I've never been convinced one way or another about this. I don't use "multiples" very often myself, so I don't see as much value in it (but I'm sure others may). In this case, given the lack of author metadata in chapters, I think it's more valuable to be able to import the book metadata.

adamsmith · April 18, 2014

agree with aurimas. It's also safer across implementations - I could definitely see books without chapters on a platform and then we'd be left with an error (or the need to code an elaborate fail routine).

duvane5678 · April 18, 2014

It's also safer across implementations

That's fair enough; it is more robust this way across multiple sites.

I don't use multiples that much for journal articles, but I use it all the time for books. I would pretty much never cite a full book in a paper; it would almost always be a book chapter/section. (Of course, I'm sure the situation is different in other fields.) This is especially true for edited books with different chapter authors, where I frequently cite multiple chapters from the same book. So if I'm grabbing chapters, I typically just grab them all--it's quicker if I need multiple chapters anyway, and that way they're there later if I need them.

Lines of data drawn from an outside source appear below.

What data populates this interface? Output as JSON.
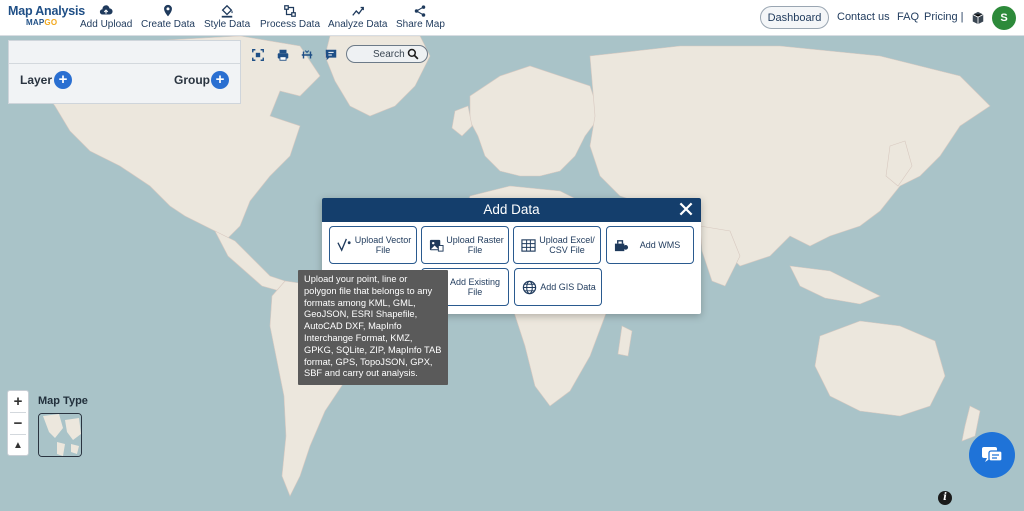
{
  "brand": {
    "title": "Map Analysis",
    "sub_main": "MAP",
    "sub_accent": "GO"
  },
  "nav": [
    {
      "label": "Add Upload",
      "icon": "cloud-upload-icon"
    },
    {
      "label": "Create Data",
      "icon": "location-pin-icon"
    },
    {
      "label": "Style Data",
      "icon": "paint-bucket-icon"
    },
    {
      "label": "Process Data",
      "icon": "process-nodes-icon"
    },
    {
      "label": "Analyze Data",
      "icon": "analyze-chart-icon"
    },
    {
      "label": "Share Map",
      "icon": "share-icon"
    }
  ],
  "top_right": {
    "dashboard": "Dashboard",
    "contact": "Contact us",
    "faq": "FAQ",
    "pricing": "Pricing |",
    "avatar_initial": "S"
  },
  "layer_panel": {
    "layer_label": "Layer",
    "group_label": "Group"
  },
  "search": {
    "placeholder": "Search"
  },
  "map_controls": {
    "zoom_in": "+",
    "zoom_out": "−",
    "compass": "▲",
    "map_type_label": "Map Type"
  },
  "modal": {
    "title": "Add Data",
    "options": [
      {
        "label": "Upload Vector File",
        "icon": "vector-icon"
      },
      {
        "label": "Upload Raster File",
        "icon": "raster-image-icon"
      },
      {
        "label": "Upload Excel/ CSV File",
        "icon": "spreadsheet-icon"
      },
      {
        "label": "Add WMS",
        "icon": "wms-icon"
      },
      {
        "label": "Add Existing File",
        "icon": "existing-file-icon"
      },
      {
        "label": "Add GIS Data",
        "icon": "globe-icon"
      }
    ]
  },
  "tooltip": {
    "text": "Upload your point, line or polygon file that belongs to any formats among KML, GML, GeoJSON, ESRI Shapefile, AutoCAD DXF, MapInfo Interchange Format, KMZ, GPKG, SQLite, ZIP, MapInfo TAB format, GPS, TopoJSON, GPX, SBF and carry out analysis."
  },
  "colors": {
    "ocean": "#a9c3c8",
    "land": "#ece7dd",
    "modal_header": "#143e6c",
    "accent_blue": "#2a6fd1",
    "avatar_green": "#2d8a3a",
    "chat_blue": "#1f73d8"
  }
}
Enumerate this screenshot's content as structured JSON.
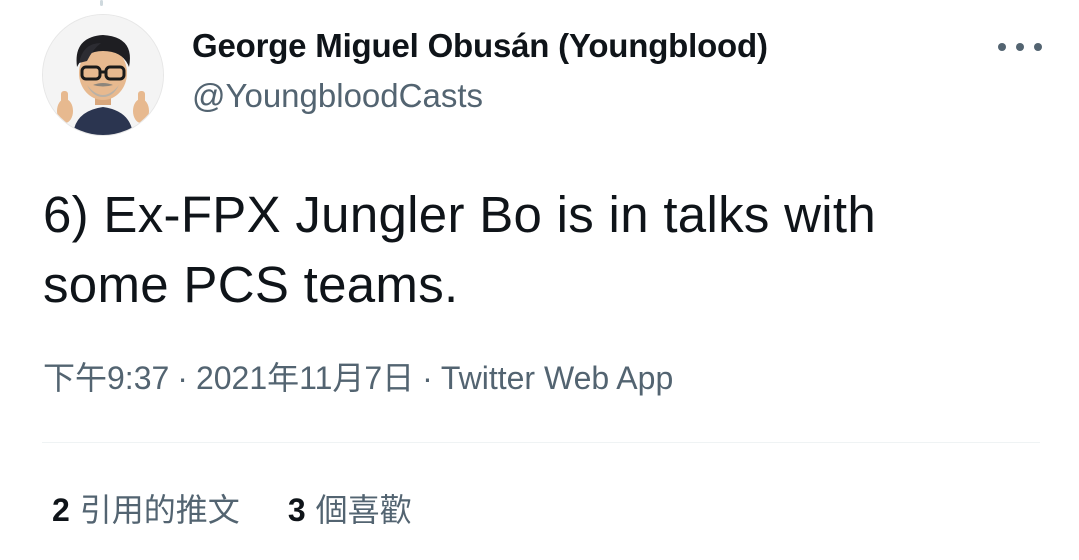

I think the ideal case would be to have both available, via right-click like we can do when multiple translators are available. The implementation of that might be more trouble than its worth, though.

adamsmith · April 18, 2014

the right click option is not available for every browser, so we need to make the more universal choice for the translator. If SIAM deposited per-chapter data with CrossRef, though, you could do right-click and import chapter info via DOIs.

aurimas · April 18, 2014

the right click option is not available for every browser, so we need to make the more universal choice for the translator

Yes, we really do. Particularly for https://github.com/zotero/translators/issues/686 (edit: well, in this case, not so much for the translator, but whether we want to download the page itself or the multiples on it)